Aung San Suu Kyi, que chegou ao poder há um ano e cujo partido acaba de conquistar a metade das cadeiras vagas nas eleições legislativas parciais, já havia negado no fim de março a decisão da ONU de enviar uma missão de investigação pelos recentes abusos imputados ao exército.

Segundo a chefe de governo há "muita hostilidade" na província oeste do país, onde vive mais de um milhão de rohingyas, mas "são também os muçulmanos que matam outros muçulmanos".

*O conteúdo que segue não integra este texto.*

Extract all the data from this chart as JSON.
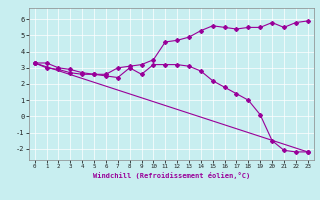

"Não é unicamente um tema de limpeza étnica", acrescentou a vencedora do prêmio Nobel da Paz de 1991. "Trata-se de dois grupos que se enfrentam e tentamos resolver" a situação, sustentou.

Os rohingyas, minoria considerada apátrida, são tratados como estrangeiros em Mianmar, país onde 90% da população é budista, embora alguns estejam morando há décadas no país.

Em outubro, o exército lançou uma ofensiva no estado de Rakhin, onde vivem os rohinyas, depois que grupos armados atacaram postos fronteiriços.

Segundo o alto comissário da ONU para os direitos humanos, esta campanha de vários meses está provocando uma "limpeza étnica" e estão sendo cometidos "muito provavelmente" crimes contra a humanidade.

Dezenas de milhares de rohingyas se refugiaram em Bangladesh e asseguram ter testemunhado assassinatos, torturas e estupros em grupo por parte dos soldados birmaneses.

Mianmar está realizando sua própria investigação sobre possíveis crimes.

Aung San Suu Kyi assegurou que aqueles que se refugiaram no país vizinho estarão "em segurança se desejarem retornar".